What I seem to be confused about is when the unary operator is needed
and when it isn't.

FILE *fp;
fp=fopen()...
not *fp=fopen()...
And in the example I Shao gave,

x=malloc(sizeof *x);
x=malloc(sizeof x); WRONG

Bill

 

[Shao Miller]

In the example of scanf which takes a pointer I am thinking you use the
& operator. What's the difference with the second example I gave?

'void func(&x);' is a syntax violation. It starts out looking like a
function declaration, but isn't one.

 

[Shao Miller]

What I seem to be confused about is when the unary operator is needed
and when it isn't.

FILE *fp;
fp=fopen()...
not *fp=fopen()...
And in the example I Shao gave,

x=malloc(sizeof *x);
x=malloc(sizeof x); WRONG

The meaning of '*' depends on the context. It can be part of a pointer
declarator, or can be one of two possible operators used in an
expression. The unary indirection operator is needed when you wish to
designate the pointee of a pointer.

 

[Barry Schwarz]

Barry Schwarz wrote:
snip


What I seem to be confused about is when the unary operator is needed
and when it isn't.

FILE *fp;
fp=fopen()...
not *fp=fopen()...
And in the example I Shao gave,

x=malloc(sizeof *x);
x=malloc(sizeof x); WRONG

You use the name of the pointer when the pointer is what your code is
dealing with. You code the * to dereference the pointer when the
object pointed to is what your code is dealing with.

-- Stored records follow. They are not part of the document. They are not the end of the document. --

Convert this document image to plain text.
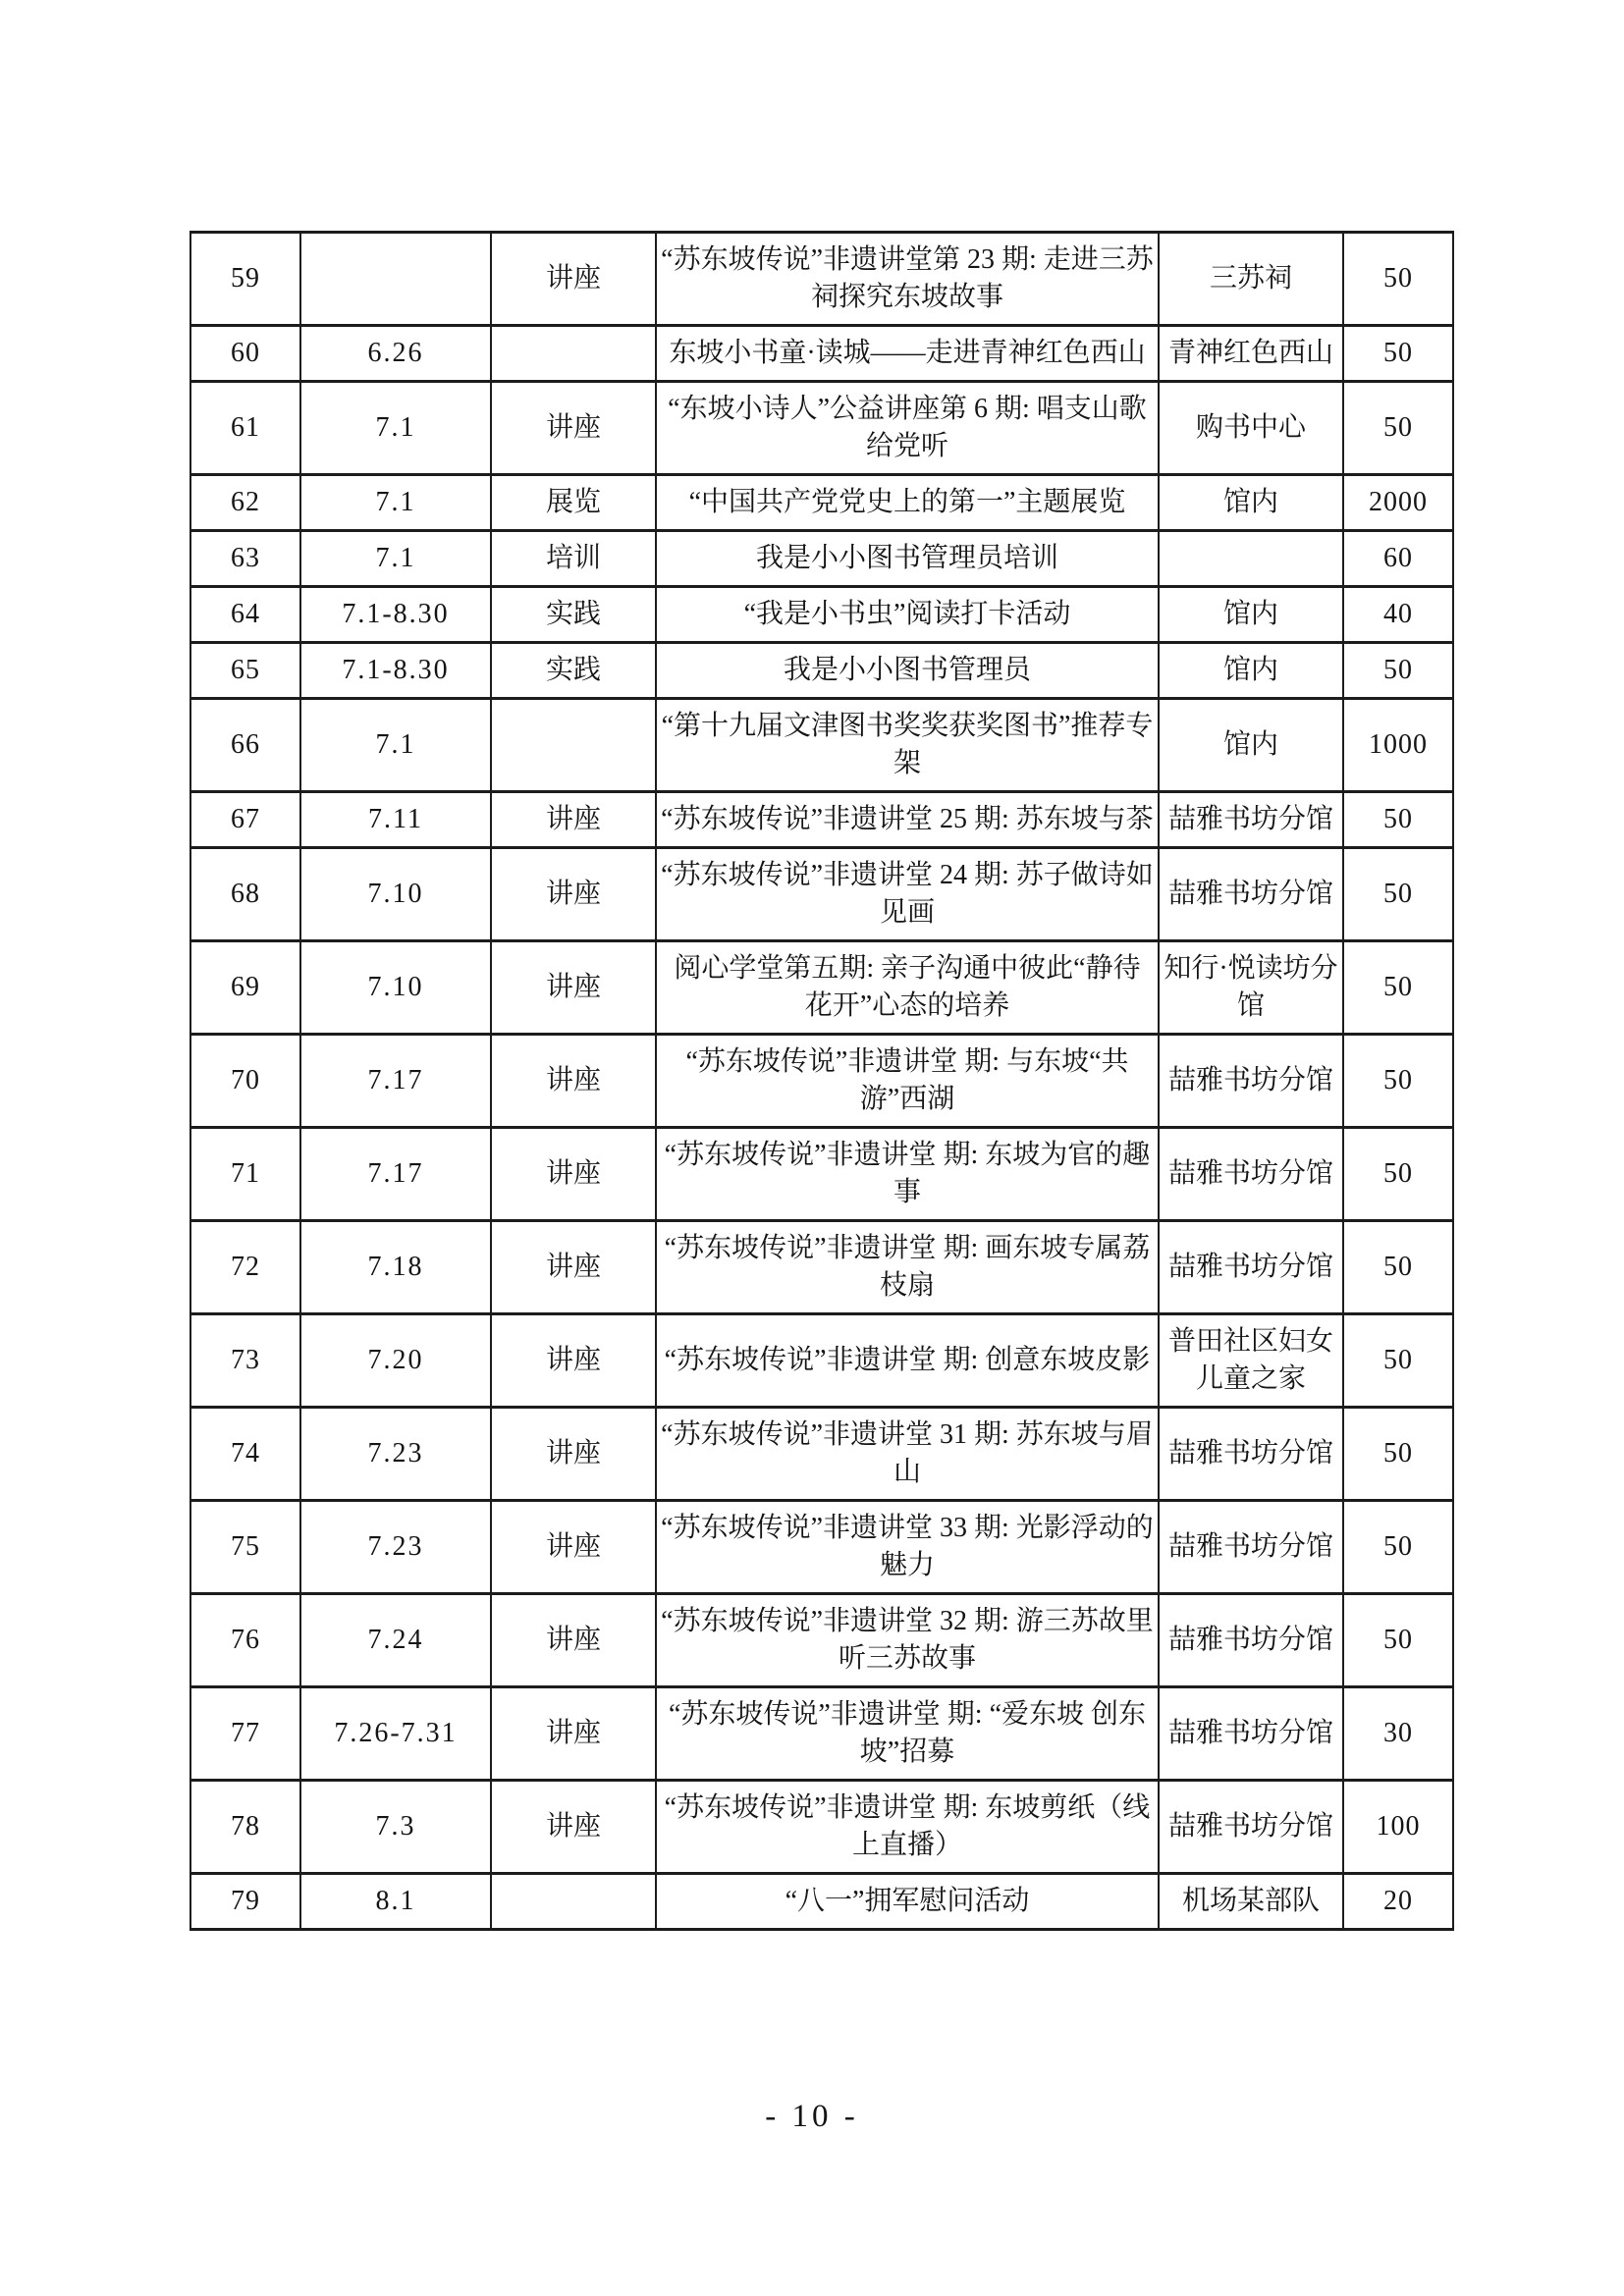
59		讲座	“苏东坡传说”非遗讲堂第 23 期: 走进三苏祠探究东坡故事	三苏祠	50
60	6.26		东坡小书童·读城——走进青神红色西山	青神红色西山	50
61	7.1	讲座	“东坡小诗人”公益讲座第 6 期: 唱支山歌给党听	购书中心	50
62	7.1	展览	“中国共产党党史上的第一”主题展览	馆内	2000
63	7.1	培训	我是小小图书管理员培训		60
64	7.1-8.30	实践	“我是小书虫”阅读打卡活动	馆内	40
65	7.1-8.30	实践	我是小小图书管理员	馆内	50
66	7.1		“第十九届文津图书奖奖获奖图书”推荐专架	馆内	1000
67	7.11	讲座	“苏东坡传说”非遗讲堂 25 期: 苏东坡与茶	喆雅书坊分馆	50
68	7.10	讲座	“苏东坡传说”非遗讲堂 24 期: 苏子做诗如见画	喆雅书坊分馆	50
69	7.10	讲座	阅心学堂第五期: 亲子沟通中彼此“静待花开”心态的培养	知行·悦读坊分馆	50
70	7.17	讲座	“苏东坡传说”非遗讲堂 期: 与东坡“共游”西湖	喆雅书坊分馆	50
71	7.17	讲座	“苏东坡传说”非遗讲堂 期: 东坡为官的趣事	喆雅书坊分馆	50
72	7.18	讲座	“苏东坡传说”非遗讲堂 期: 画东坡专属荔枝扇	喆雅书坊分馆	50
73	7.20	讲座	“苏东坡传说”非遗讲堂 期: 创意东坡皮影	普田社区妇女儿童之家	50
74	7.23	讲座	“苏东坡传说”非遗讲堂 31 期: 苏东坡与眉山	喆雅书坊分馆	50
75	7.23	讲座	“苏东坡传说”非遗讲堂 33 期: 光影浮动的魅力	喆雅书坊分馆	50
76	7.24	讲座	“苏东坡传说”非遗讲堂 32 期: 游三苏故里 听三苏故事	喆雅书坊分馆	50
77	7.26-7.31	讲座	“苏东坡传说”非遗讲堂 期: “爱东坡 创东坡”招募	喆雅书坊分馆	30
78	7.3	讲座	“苏东坡传说”非遗讲堂 期: 东坡剪纸（线上直播）	喆雅书坊分馆	100
79	8.1		“八一”拥军慰问活动	机场某部队	20
- 10 -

When you allocate space, the size of the object that will occupy the
space is what is important, not the size of the pointer that points to
that space.

Consider the case where x is pointer to struct and the structure
contains a dozen int. On a 32 bit system, the size of the pointer
will usually be 4. The size of the structure will be 48.

If you code the syntactically correct but logically incorrect
x = malloc(sizeof x);
it will only allocate 4 bytes. You will never be able to fit your
structure into that small a space. If you code
x = malloc(sizeof *x);
you are telling the system to reserve enough space for the object that
will eventually occupy that space.